Heinz, the company that brought you green and purple ketchup, has developed blue french fries. The Kool Blue fries are among five varieties of Heinz's Ore-Ida Funky Fries that will be on store shelves in May. Other varieties will include cinnamon and sugar; cocoa; sour cream; and crunchy rings. Heinz would not give the suggested retail price of the fries, but said they will be priced competitively.
Saying no to salt
Using spices and herb seasonings instead of salt may help you reduce high blood pressure, according to the American Heart Association.

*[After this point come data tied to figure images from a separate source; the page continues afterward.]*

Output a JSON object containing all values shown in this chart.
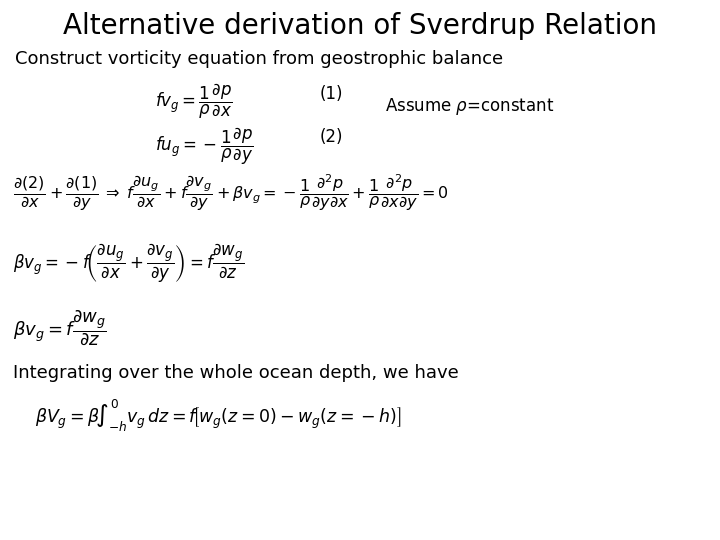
{
  "title": "Alternative derivation of Sverdrup Relation",
  "title_fontsize": 20,
  "bg_color": "#ffffff",
  "text_color": "#000000",
  "subtitle": "Construct vorticity equation from geostrophic balance",
  "subtitle_fontsize": 13,
  "text2": "Integrating over the whole ocean depth, we have",
  "text2_fontsize": 13
}
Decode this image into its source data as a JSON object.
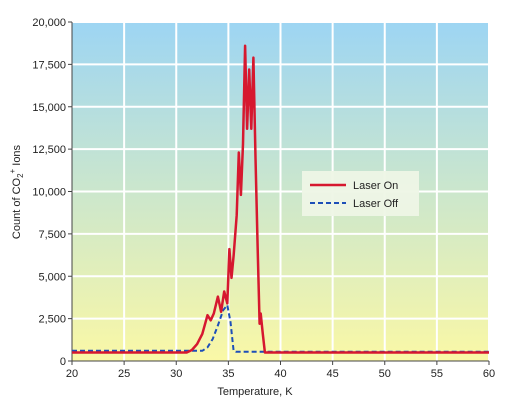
{
  "chart_data": {
    "type": "line",
    "title": "",
    "xlabel": "Temperature, K",
    "ylabel_parts": {
      "prefix": "Count of CO",
      "sub": "2",
      "sup": "+",
      "suffix": " Ions"
    },
    "xlim": [
      20,
      60
    ],
    "ylim": [
      0,
      20000
    ],
    "xticks": [
      "20",
      "25",
      "30",
      "35",
      "40",
      "45",
      "50",
      "55",
      "60"
    ],
    "yticks": [
      "0",
      "2,500",
      "5,000",
      "7,500",
      "10,000",
      "12,500",
      "15,000",
      "17,500",
      "20,000"
    ],
    "grid": true,
    "legend_position": "right",
    "background_gradient": [
      "#9dd5f3",
      "#faf8a6"
    ],
    "series": [
      {
        "name": "Laser On",
        "color": "#d6182f",
        "dash": "solid",
        "x": [
          20,
          31,
          31.5,
          32,
          32.5,
          33,
          33.3,
          33.6,
          34,
          34.3,
          34.6,
          34.9,
          35.1,
          35.3,
          35.5,
          35.8,
          36,
          36.2,
          36.4,
          36.6,
          36.8,
          37,
          37.2,
          37.4,
          37.6,
          37.8,
          38,
          38.1,
          38.3,
          38.5,
          38.7,
          40,
          60
        ],
        "y": [
          500,
          500,
          650,
          1000,
          1600,
          2700,
          2400,
          2800,
          3800,
          2900,
          4100,
          3400,
          6600,
          4900,
          6200,
          8600,
          12300,
          9800,
          12800,
          18600,
          13700,
          17200,
          13700,
          17900,
          12000,
          6800,
          2200,
          2800,
          1600,
          500,
          500,
          500,
          500
        ]
      },
      {
        "name": "Laser Off",
        "color": "#1d4fb8",
        "dash": "dashed",
        "x": [
          20,
          32.5,
          33,
          33.5,
          34,
          34.5,
          34.9,
          35.2,
          35.5,
          35.7,
          36,
          38.3,
          60
        ],
        "y": [
          600,
          600,
          800,
          1300,
          2100,
          3000,
          3300,
          2300,
          600,
          550,
          550,
          550,
          550
        ]
      }
    ]
  }
}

Here are some spice and herb alternatives to flavor foods rather than using salt:
Allspice: For lean ground meats, stews, tomatoes, peaches, applesauce, cranberry sauce, gravies.

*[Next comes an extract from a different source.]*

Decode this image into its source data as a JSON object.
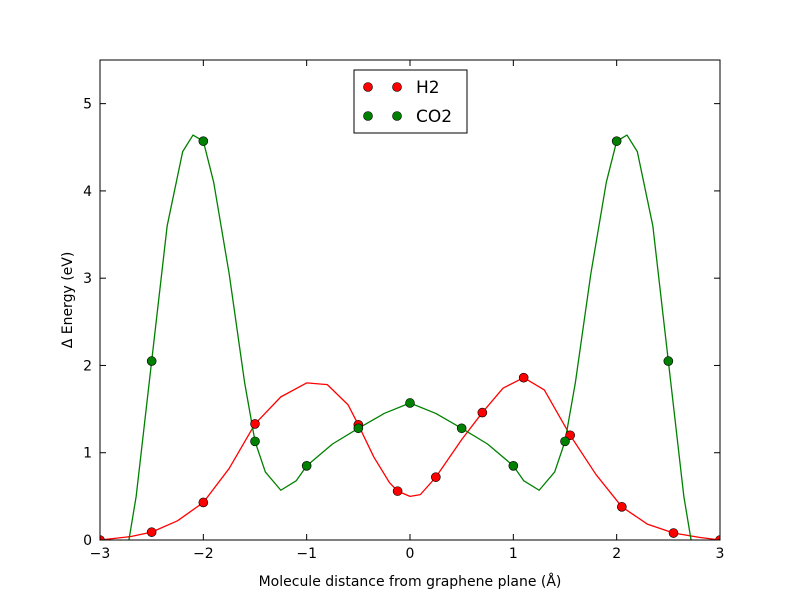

Bay leaves: For lean meats, stews, poultry, soups, tomatoes.
Cider vinegar: For salads, vegetables, sauces.
Dill: For fish sauces, soups, tomatoes, cabbages, carrots, cauliflower, green beans, cucumbers, potatoes, salads, macaroni, lean beef, lamb, chicken, fish.
Nutty peanut facts
They not only have crunch, but historical echoes in their background, and some quirky details, too.
The peanut profile includes:
The peanut is not a nut. It's a legume related to beans and lentils.
The peanut plant originated in South America.
As early as 1500 B.C., the Incas of Peru used peanuts as sacrificial offerings and put them in tombs with mummies to sustain the deceased in their spiritual life after death.
Peanuts are cholesterol free.
There are four types of peanuts grown in the United States: Runner, Virginia, Spanish and Valencia.
Americans eat more than 600 million pounds of peanuts and 700 million pounds of peanut butter each year.
Cookbooks on baking are the rule rather than the exception this year. Here's just a taste:
The Baker's Dozen (William Morrow, $40), a group effort that includes recipes from bakers Marion Cunningham and Carol Field.
Bread of Three Rivers: The Story of a French Loaf (Beacon Press, $24) by Sara Mansfield Taber, which sets out to answer the big question: What is it that makes French bread so wonderful?
Country Breads of the World (Lyons Press, $35), by Linda Collister and Anthony Blake, featuring 88 of the best bread recipes from around the world.
Baking for Dummies (Hungry Minds, $19.99) by Emily Nolan, one of a practical series of comprehensive cookbooks.
A plastic colander is a venerable kitchen have-to-have. But at the 2002 International Housewares Show in Chicago, Circulon introduced an impressive 5-quart stockpot that has a perforated lid for straining foods. Made of durable, anodized aluminum, the stockpot has an easy-to-clean, nonstick interior.
Pasta people will particularly be pleased with the stainless-steel, dome-shaped lid. When it comes time to drain the linguine, the cook just locks the lid into position and pours the boiling water down the drain. Reserve your handy, plastic colander for rinsing the arugula. Circulon's Straining Colander Stockpot is $49.99 at all Hecht's stores.
You don't need to eat seafood to appreciate the culinary bounty of the oceans.
Sea vegetables (vegetarian-speak for seaweed) are packed with nutrients and high in calcium and other minerals.
Dried seaweeds (the most common way to buy them as ingredients for home cooking) are readily available at most natural-food stores and just about any Asian market.
One popular variety is wakame, which makes a great green to add to vegetable and miso soups.
Another popular method of preparation is to stir-fry, for which the hiziki (also spelled hijiki) and arame varieties excel. These are thin, noodlelike seaweeds with a salty taste and toothy texture.